Through-the-scope placement of a fully covered metal stent for palliation of malignant dysphagia: a prospective cohort study (with video)

Abstract

To further optimize endoscopic stent placement, an esophageal fully covered self-expandable metal stent with a through-the-scope (TTS) delivery system was designed, providing direct endoscopic control during stent placement. The aim of the study was to assess the feasibility and safety of a TTS stent approach for palliation of malignant dysphagia. This multicenter prospective feasibility study included patients with malignant dysphagia undergoing stent placement. The primary outcome was technical success of TTS stent placement. Secondary outcomes included functional outcome, adverse events, and survival. Patients were prospectively evaluated at days 14 and 28, and monthly thereafter, until death or stent removal. In total, 33 stents were placed in 32 patients. TTS stent placement was feasible in 30 (91%) procedures. In the other 3 procedures (9%), no large-channel endoscope could be introduced because of patient discomfort. In 10 (33%) TTS procedures, technical success was achieved because no fluoroscopy and/or guidewire was used, whereas in 20 (67%) TTS procedures, placement was supported by a guidewire (n= 9), or fluoroscopy and a guidewire (n= 11). After 2 weeks, dysphagia scores had improved in 24 (86%) patients. Median dysphagia-free time was 32 days (interquartile range [IQR], 17-76 days). In 20 (63%) patients, 29 serious adverse events (SAEs) occurred. Recurrent dysphagia occurred in 13 (41%) patients due to migration (n= 5), tissue overgrowth (n= 4), and stent deformation (n= 4). Other SAEs included significant retrosternal pain (n= 4), hemorrhage (n= 2), and esophageal perforation (n= 1).

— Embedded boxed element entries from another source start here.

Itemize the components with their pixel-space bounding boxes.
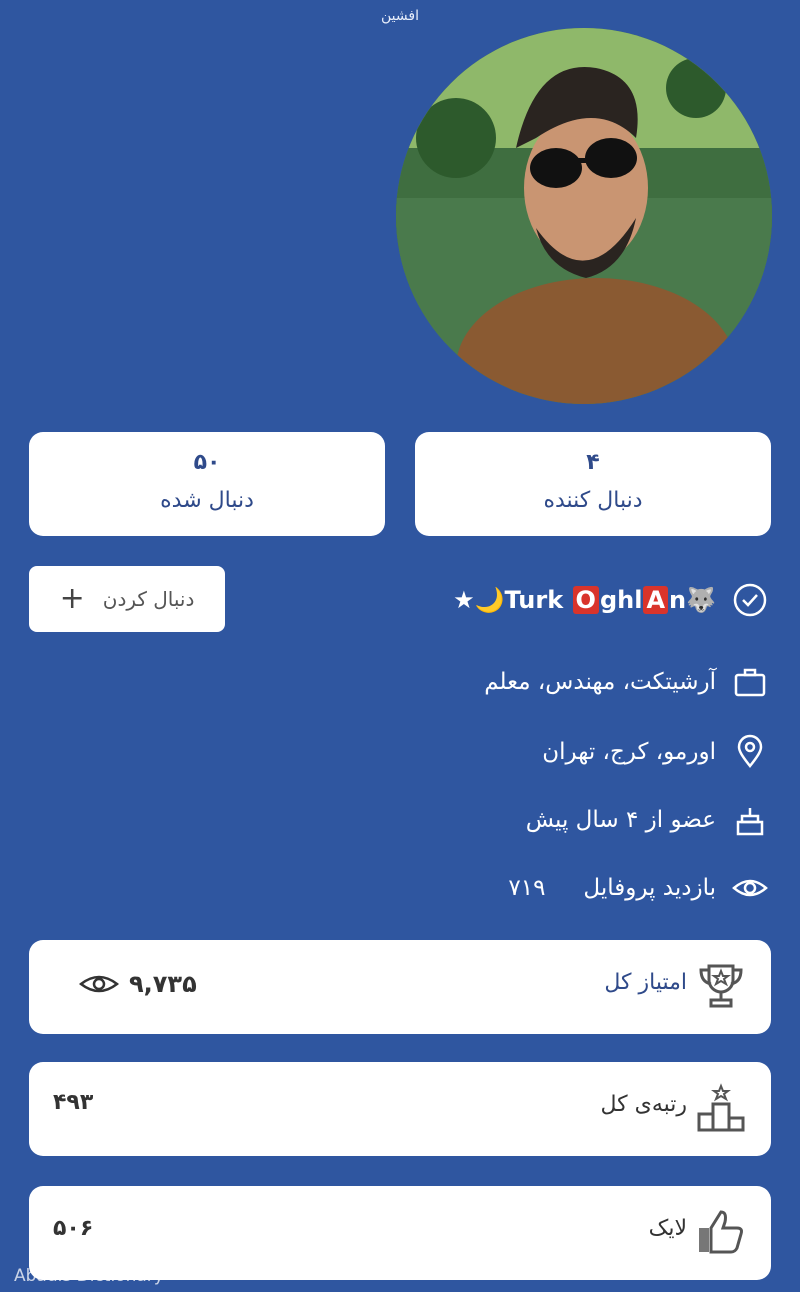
job-row: آرشیتکت، مهندس، معلم	[484, 660, 770, 704]
followers-card[interactable]: ۴ دنبال کننده	[415, 432, 771, 536]
verified-check-icon	[730, 580, 770, 620]
plus-icon: +	[59, 581, 85, 616]
thumbs-up-icon	[693, 1204, 749, 1260]
like-value: ۵۰۶	[53, 1216, 94, 1241]
member-since-row: عضو از ۴ سال پیش	[526, 798, 770, 842]
member-since-text: عضو از ۴ سال پیش	[525, 807, 716, 833]
page-title: افشین	[381, 8, 419, 24]
username: ★🌙Turk Oghl An🐺	[453, 586, 716, 614]
score-value-group: ۹,۷۳۵	[79, 970, 197, 998]
rank-value: ۴۹۳	[53, 1090, 94, 1115]
job-text: آرشیتکت، مهندس، معلم	[484, 669, 716, 695]
following-card[interactable]: ۵۰ دنبال شده	[29, 432, 385, 536]
location-pin-icon	[730, 732, 770, 772]
score-label: امتیاز کل	[604, 970, 687, 995]
watermark: Abadis Dictionary	[14, 1266, 164, 1286]
followers-label: دنبال کننده	[543, 488, 643, 513]
following-label: دنبال شده	[160, 488, 254, 513]
rank-card[interactable]: رتبه‌ی کل ۴۹۳	[29, 1062, 771, 1156]
score-value: ۹,۷۳۵	[129, 970, 197, 998]
rank-label: رتبه‌ی کل	[600, 1092, 687, 1117]
follow-button[interactable]: + دنبال کردن	[29, 566, 225, 632]
profile-avatar[interactable]	[396, 28, 772, 404]
profile-views-value: ۷۱۹	[508, 875, 546, 901]
following-count: ۵۰	[193, 450, 221, 475]
trophy-icon	[693, 958, 749, 1014]
location-text: اورمو، کرج، تهران	[542, 739, 716, 765]
eye-icon	[730, 868, 770, 908]
profile-views-label: بازدید پروفایل	[583, 875, 716, 901]
location-row: اورمو، کرج، تهران	[542, 730, 770, 774]
follow-button-label: دنبال کردن	[102, 587, 195, 611]
followers-count: ۴	[586, 450, 600, 475]
birthday-cake-icon	[730, 800, 770, 840]
eye-icon	[79, 975, 119, 993]
score-card[interactable]: امتیاز کل ۹,۷۳۵	[29, 940, 771, 1034]
podium-icon	[693, 1080, 749, 1136]
like-label: لایک	[648, 1216, 687, 1241]
profile-views-row: بازدید پروفایل ۷۱۹	[508, 866, 770, 910]
username-row: ★🌙Turk Oghl An🐺	[453, 578, 770, 622]
briefcase-icon	[730, 662, 770, 702]
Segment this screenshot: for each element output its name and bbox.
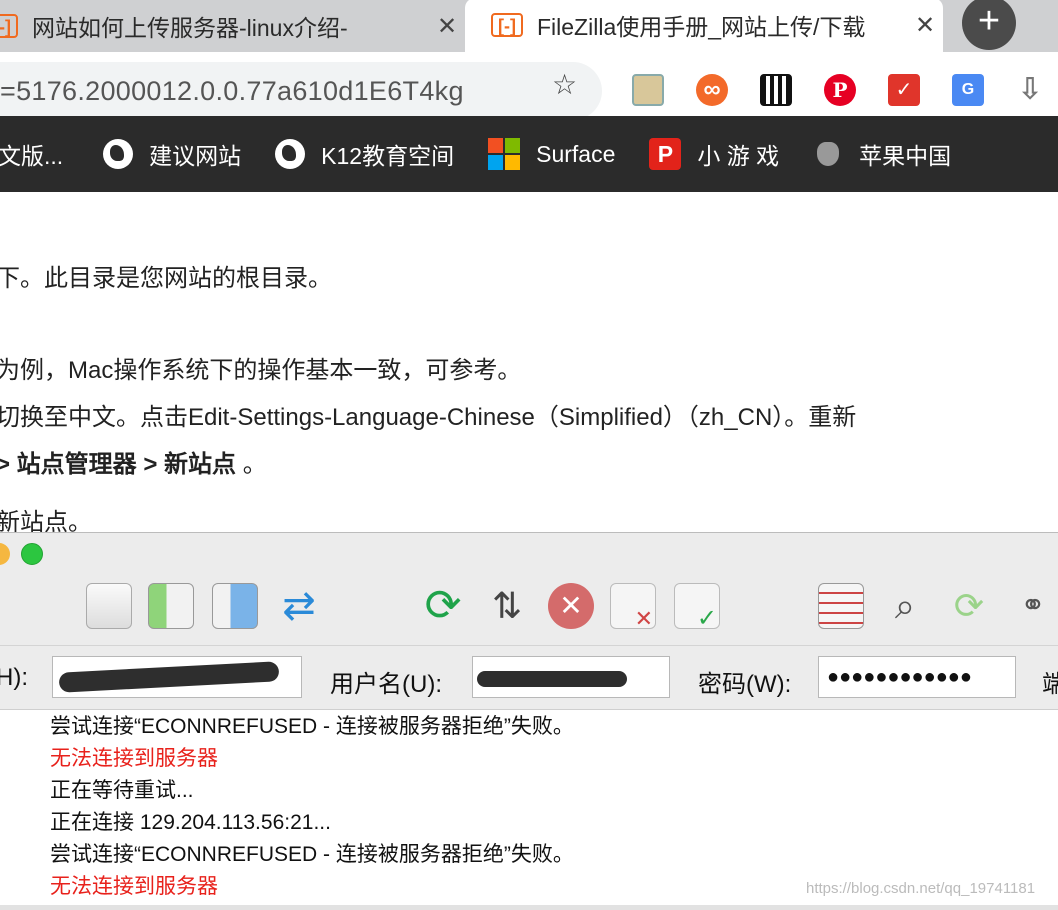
username-field[interactable] [472, 656, 670, 698]
url-text[interactable]: =5176.2000012.0.0.77a610d1E6T4kg [0, 76, 464, 107]
microsoft-icon [488, 138, 521, 170]
bookmarks-bar: 文版... 建议网站 K12教育空间 Surface P 小 游 戏 苹果中国 [0, 116, 1058, 192]
bookmark-label: 小 游 戏 [697, 143, 780, 169]
reconnect-icon[interactable]: ✓ [674, 583, 720, 632]
infinity-extension-icon[interactable]: ∞ [696, 74, 728, 106]
bookmark-label: 文版... [0, 143, 64, 169]
binoculars-icon[interactable]: ⚭ [1010, 583, 1056, 629]
log-line-error: 无法连接到服务器 [50, 875, 218, 898]
article-line: 为例，Mac操作系统下的操作基本一致，可参考。 [0, 357, 522, 384]
sync-browse-icon[interactable]: ⟳ [946, 583, 992, 629]
window-bottom-edge [0, 905, 1058, 910]
log-line: 尝试连接“ECONNREFUSED - 连接被服务器拒绝”失败。 [50, 715, 574, 738]
tab-title: 网站如何上传服务器-linux介绍- [32, 15, 348, 41]
tab-filezilla-manual[interactable]: [-] FileZilla使用手册_网站上传/下载 ✕ [465, 0, 943, 52]
address-bar[interactable]: =5176.2000012.0.0.77a610d1E6T4kg [0, 62, 602, 120]
bookmark-label: 苹果中国 [859, 143, 952, 169]
pinterest-icon[interactable]: P [824, 74, 856, 106]
bookmark-k12[interactable]: K12教育空间 [275, 137, 454, 171]
bookmark-label: K12教育空间 [321, 143, 455, 169]
bookmark-label: Surface [536, 140, 616, 167]
log-line: 正在连接 129.204.113.56:21... [50, 811, 331, 834]
screen: [-] 网站如何上传服务器-linux介绍- ✕ [-] FileZilla使用… [0, 0, 1058, 910]
p-icon: P [649, 138, 682, 170]
refresh-icon[interactable]: ⟳ [420, 583, 466, 629]
globe-icon [275, 139, 306, 169]
message-log: 尝试连接“ECONNREFUSED - 连接被服务器拒绝”失败。 无法连接到服务… [0, 709, 1058, 905]
aliyun-icon: [-] [491, 13, 523, 37]
filezilla-window: ⇄ ⟳ ⇅ ✕ ✕ ✓ ⌕ ⟳ ⚭ H): 用户名(U): 密码(W): ●●●… [0, 532, 1058, 910]
transfer-queue-icon[interactable]: ⇄ [276, 583, 322, 629]
host-field[interactable] [52, 656, 302, 698]
redaction-scribble [477, 671, 627, 687]
tab-strip: [-] 网站如何上传服务器-linux介绍- ✕ [-] FileZilla使用… [0, 0, 1058, 52]
bookmark-label: 建议网站 [149, 143, 242, 169]
watermark: https://blog.csdn.net/qq_19741181 [806, 880, 1036, 897]
article-line: 下。此目录是您网站的根目录。 [0, 265, 332, 292]
site-manager-icon[interactable] [86, 583, 132, 629]
minimize-button[interactable] [0, 543, 10, 565]
article-line: 切换至中文。点击Edit-Settings-Language-Chinese（S… [0, 404, 857, 431]
toggle-tree-icon[interactable] [212, 583, 258, 629]
bookmark-star-icon[interactable]: ☆ [552, 68, 577, 101]
bookmark-mini-games[interactable]: P 小 游 戏 [649, 137, 779, 171]
article-line: > 站点管理器 > 新站点 。 [0, 444, 267, 479]
log-line-error: 无法连接到服务器 [50, 747, 218, 770]
bookmark-apple-china[interactable]: 苹果中国 [813, 137, 951, 171]
google-translate-icon[interactable]: G [952, 74, 984, 106]
globe-icon [103, 139, 134, 169]
password-field[interactable]: ●●●●●●●●●●●● [818, 656, 1016, 698]
host-label: H): [0, 664, 28, 691]
username-label: 用户名(U): [330, 671, 442, 698]
search-icon[interactable]: ⌕ [882, 583, 928, 629]
image-extension-icon[interactable] [632, 74, 664, 106]
redaction-scribble [58, 661, 280, 693]
bookmark-surface[interactable]: Surface [488, 138, 615, 170]
bookmark-suggested-sites[interactable]: 建议网站 [103, 137, 241, 171]
menu-path: > 站点管理器 > 新站点 [0, 451, 237, 478]
password-label: 密码(W): [698, 671, 792, 698]
filter-settings-icon[interactable]: ⇅ [484, 583, 530, 629]
cancel-icon[interactable]: ✕ [548, 583, 594, 629]
tab-title: FileZilla使用手册_网站上传/下载 [537, 14, 866, 40]
download-icon[interactable]: ⇩ [1014, 74, 1046, 106]
tab-close-icon[interactable]: ✕ [907, 11, 943, 40]
toggle-log-icon[interactable] [148, 583, 194, 629]
disconnect-icon[interactable]: ✕ [610, 583, 656, 631]
qr-code-icon[interactable] [760, 74, 792, 106]
log-line: 正在等待重试... [50, 779, 194, 802]
tab-close-icon[interactable]: ✕ [429, 12, 465, 41]
zoom-button[interactable] [21, 543, 43, 565]
tab-linux-intro[interactable]: [-] 网站如何上传服务器-linux介绍- ✕ [0, 0, 465, 52]
port-label: 端 [1042, 671, 1058, 698]
article-content: 下。此目录是您网站的根目录。 为例，Mac操作系统下的操作基本一致，可参考。 切… [0, 192, 1058, 536]
bookmark-item[interactable]: 文版... [0, 137, 63, 171]
apple-icon [817, 142, 840, 166]
quickconnect-bar: H): 用户名(U): 密码(W): ●●●●●●●●●●●● 端 [0, 645, 1058, 709]
directory-listing-icon[interactable] [818, 583, 864, 629]
pin-extension-icon[interactable]: ✓ [888, 74, 920, 106]
log-line: 尝试连接“ECONNREFUSED - 连接被服务器拒绝”失败。 [50, 843, 574, 866]
sentence-end: 。 [236, 451, 267, 478]
aliyun-icon: [-] [0, 14, 18, 38]
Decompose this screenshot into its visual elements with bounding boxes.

No patient died from a stent-related cause. Median survival was 42 days (IQR, 28-91 days). Placement of an esophageal TTS stent was feasible in most of the patients with malignant dysphagia. However, stent placement was associated with a relatively high adverse event rate, and in more than one-third of patients, stent placement still required fluoroscopy, which limited optimal benefit of the TTS approach. (Clinical trial registration number: NCT03269903.).